Vamos imaginar um exemplo. Um homem de 40 anos vai a uma consulta com um psicólogo sem saber exatamente o que aconteceu com ele há muitos anos. Ele tem valores muito marcantes, principalmente no que diz respeito ao que não tolera. No entanto, toda a lógica que havia sido fornecida dentro da família é dada por aquilo que ele não deveria fazer. Isso o condicionou a ter uma sensibilidade muito alta à punição e quase zero ao reforço.

Sua mãe nunca lhe deu um beijo ou abraço, ou se deu foi depois de algum “susto ou quando ele estava doente”. Claro, ela ia buscá-lo na escola, ele estava sempre bem vestido e gostava do fato de sua mãe ser uma cozinheira maravilhosa. Ela cuidava de tudo.

Essa pessoa expressa que é incapaz de desfrutar plenamente de certas experiências. Ela sofre muito com as coisas ruins que podem acontecer com seus filhos e dificilmente fica feliz com suas conquistasPara ela, sentir está intimamente associado ao sentimento de tensão. Ela frequentemente falta ao trabalho devido à depressão; por mais que faça tudo que está ao seu alcance, não se sente qualificada no mundo.

Os pais helicóptero que não conseguem deixar seus filhos viverem a própria vida

O caso do paciente acima é o resultado de uma “mãe helicóptero” e um pai ausente. O problema é que, quando um membro do casal está fisicamente ausente, o outro membro está presente demais. O produto é uma atenção excessiva que acaba atrapalhando o desenvolvimento da autonomia do filho.

A psicóloga Holly Schiffrin e seus colegas da Universidade de Mary Washington observaram como a criação helicóptero afeta a autodeterminação e o bem-estar dos estudantes universitários. Descobriu-se que esse tipo de cuidado parental está associado à ansiedade e à depressão, provocando, em última análise, uma diminuição na satisfação com a vida.

As crianças têm supervisão total, mas não carinho incondicional. No entanto, o afeto tem um propósito: ajudar os filhos a alcançarem o sucesso mundano.

Famílias superprotetoras sem sinais de afeto: eu não te machuco, mas também não te faço bem

Os filhos podem sentir falta de amor e carinho, mesmo quando não há indicadores explícitos de que os pais são frios, agressivos ou negligentes.

Muitos pais usam expressões de amor e afeto como uma ferramenta de criação. Isso também é conhecido como rejeição simbólica, muitas vezes expressa verbalmente na forma de possíveis medidas punitivas implícitas: “eu não te amo quando você se comporta assim” ou “eu te amo, principalmente quando você se comporta tão bem quanto essa noite”.

As crianças e os adolescentes sentem isso como declarações de falta de amor verdadeiro, porque o amor está interligado às realizações e ao bom comportamento.

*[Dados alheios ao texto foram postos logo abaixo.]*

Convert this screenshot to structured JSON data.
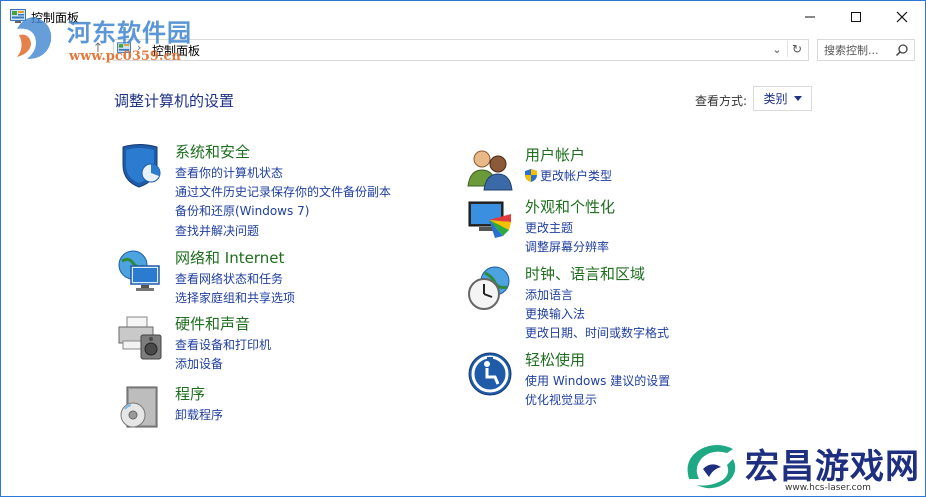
{
  "window": {
    "title": "控制面板"
  },
  "address": {
    "path": "控制面板",
    "separator": "›"
  },
  "search": {
    "placeholder": "搜索控制..."
  },
  "heading": "调整计算机的设置",
  "view": {
    "label": "查看方式:",
    "value": "类别"
  },
  "left_categories": [
    {
      "title": "系统和安全",
      "icon": "security-shield-icon",
      "links": [
        "查看你的计算机状态",
        "通过文件历史记录保存你的文件备份副本",
        "备份和还原(Windows 7)",
        "查找并解决问题"
      ]
    },
    {
      "title": "网络和 Internet",
      "icon": "network-globe-icon",
      "links": [
        "查看网络状态和任务",
        "选择家庭组和共享选项"
      ]
    },
    {
      "title": "硬件和声音",
      "icon": "printer-speaker-icon",
      "links": [
        "查看设备和打印机",
        "添加设备"
      ]
    },
    {
      "title": "程序",
      "icon": "programs-disc-icon",
      "links": [
        "卸载程序"
      ]
    }
  ],
  "right_categories": [
    {
      "title": "用户帐户",
      "icon": "users-icon",
      "links": [
        "更改帐户类型"
      ]
    },
    {
      "title": "外观和个性化",
      "icon": "monitor-palette-icon",
      "links": [
        "更改主题",
        "调整屏幕分辨率"
      ]
    },
    {
      "title": "时钟、语言和区域",
      "icon": "clock-globe-icon",
      "links": [
        "添加语言",
        "更换输入法",
        "更改日期、时间或数字格式"
      ]
    },
    {
      "title": "轻松使用",
      "icon": "accessibility-icon",
      "links": [
        "使用 Windows 建议的设置",
        "优化视觉显示"
      ]
    }
  ],
  "watermarks": {
    "top_left": {
      "title": "河东软件园",
      "url": "www.pc0359.cn"
    },
    "bottom_right": {
      "title": "宏昌游戏网",
      "url": "www.hcs-laser.com"
    }
  },
  "colors": {
    "link": "#1f3fa0",
    "category_title": "#1e6e1e",
    "heading": "#1e3287",
    "window_border": "#2b78d8"
  }
}
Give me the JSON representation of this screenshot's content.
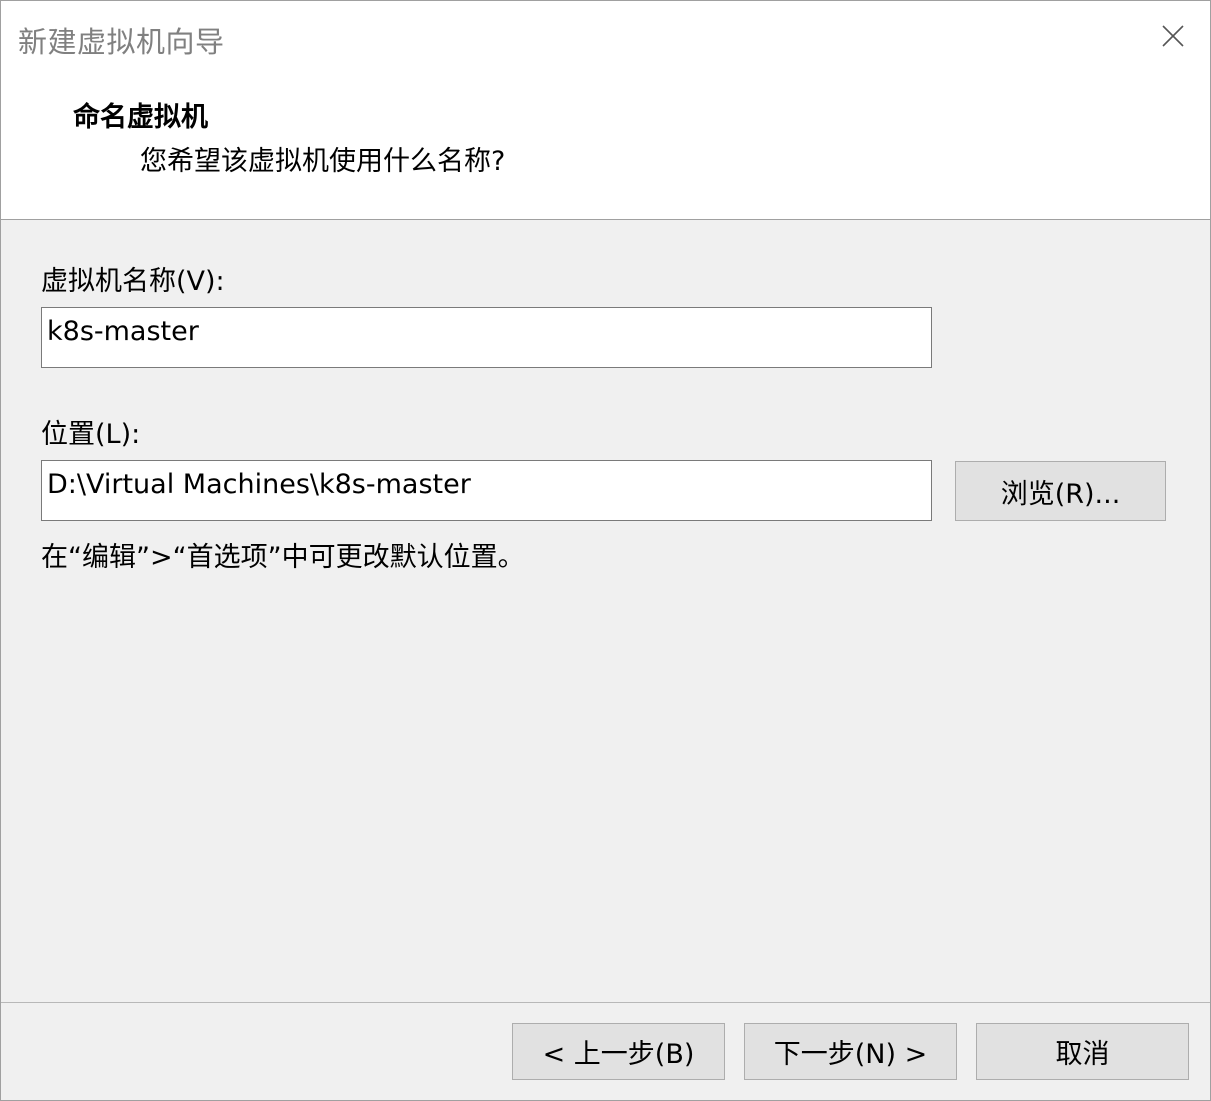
{
  "window": {
    "title": "新建虚拟机向导",
    "close_icon": "close-icon"
  },
  "header": {
    "title": "命名虚拟机",
    "subtitle": "您希望该虚拟机使用什么名称?"
  },
  "form": {
    "name_label": "虚拟机名称(V):",
    "name_value": "k8s-master",
    "location_label": "位置(L):",
    "location_value": "D:\\Virtual Machines\\k8s-master",
    "browse_label": "浏览(R)...",
    "hint": "在“编辑”>“首选项”中可更改默认位置。"
  },
  "footer": {
    "back_label": "< 上一步(B)",
    "next_label": "下一步(N) >",
    "cancel_label": "取消"
  }
}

Do ponto de vista dessas crianças, o máximo que podem esperar é o amor transitório, o amor meritocrático, o amor a um preço que deve ser conquistado.

Menina preocupada

Consequências

Uma criação pouco equilibrada pode até transformar as crianças em universitários, mas sua vantagem educacional tem um preço alto: muitos não estão preparados para a vida. Eles desenvolvem uma personalidade dependente, crescem sem um terreno no qual possam aumentar a responsabilidade pelas decisões que tomam.

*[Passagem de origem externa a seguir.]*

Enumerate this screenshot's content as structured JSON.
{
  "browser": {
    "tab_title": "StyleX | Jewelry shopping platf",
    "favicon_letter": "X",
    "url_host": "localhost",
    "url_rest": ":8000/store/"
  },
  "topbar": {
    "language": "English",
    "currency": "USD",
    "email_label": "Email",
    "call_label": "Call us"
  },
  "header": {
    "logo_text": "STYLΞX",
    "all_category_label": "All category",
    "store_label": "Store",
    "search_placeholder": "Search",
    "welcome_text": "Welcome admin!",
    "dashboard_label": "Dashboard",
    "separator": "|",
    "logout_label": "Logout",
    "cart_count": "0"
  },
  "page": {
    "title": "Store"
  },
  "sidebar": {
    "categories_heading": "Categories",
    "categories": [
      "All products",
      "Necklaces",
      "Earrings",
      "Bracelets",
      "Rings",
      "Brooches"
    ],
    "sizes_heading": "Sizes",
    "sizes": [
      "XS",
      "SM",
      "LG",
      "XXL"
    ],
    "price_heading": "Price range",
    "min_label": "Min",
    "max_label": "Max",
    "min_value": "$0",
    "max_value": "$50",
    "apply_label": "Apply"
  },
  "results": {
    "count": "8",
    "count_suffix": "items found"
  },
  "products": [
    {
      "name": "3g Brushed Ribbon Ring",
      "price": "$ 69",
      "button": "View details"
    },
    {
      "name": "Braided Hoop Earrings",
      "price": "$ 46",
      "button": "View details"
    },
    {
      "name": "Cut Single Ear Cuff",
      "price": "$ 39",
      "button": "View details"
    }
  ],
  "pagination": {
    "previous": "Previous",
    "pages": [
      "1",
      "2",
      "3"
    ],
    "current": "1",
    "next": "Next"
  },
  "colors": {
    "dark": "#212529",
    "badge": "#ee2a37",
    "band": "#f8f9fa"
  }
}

Os psicólogos descobriram repetidamente que adolescentes e adultos com transtornos de ansiedade, particularmente aqueles focados na interação social, têm uma maior probabilidade de vir de lares com pais superprotetores.

Experimentos indicaram que pais ansiosos tendem a ter filhos ansiosos porque eles mostram que a maneira correta de reagir às situações é através do medo, da preocupação e da abstinência emocional.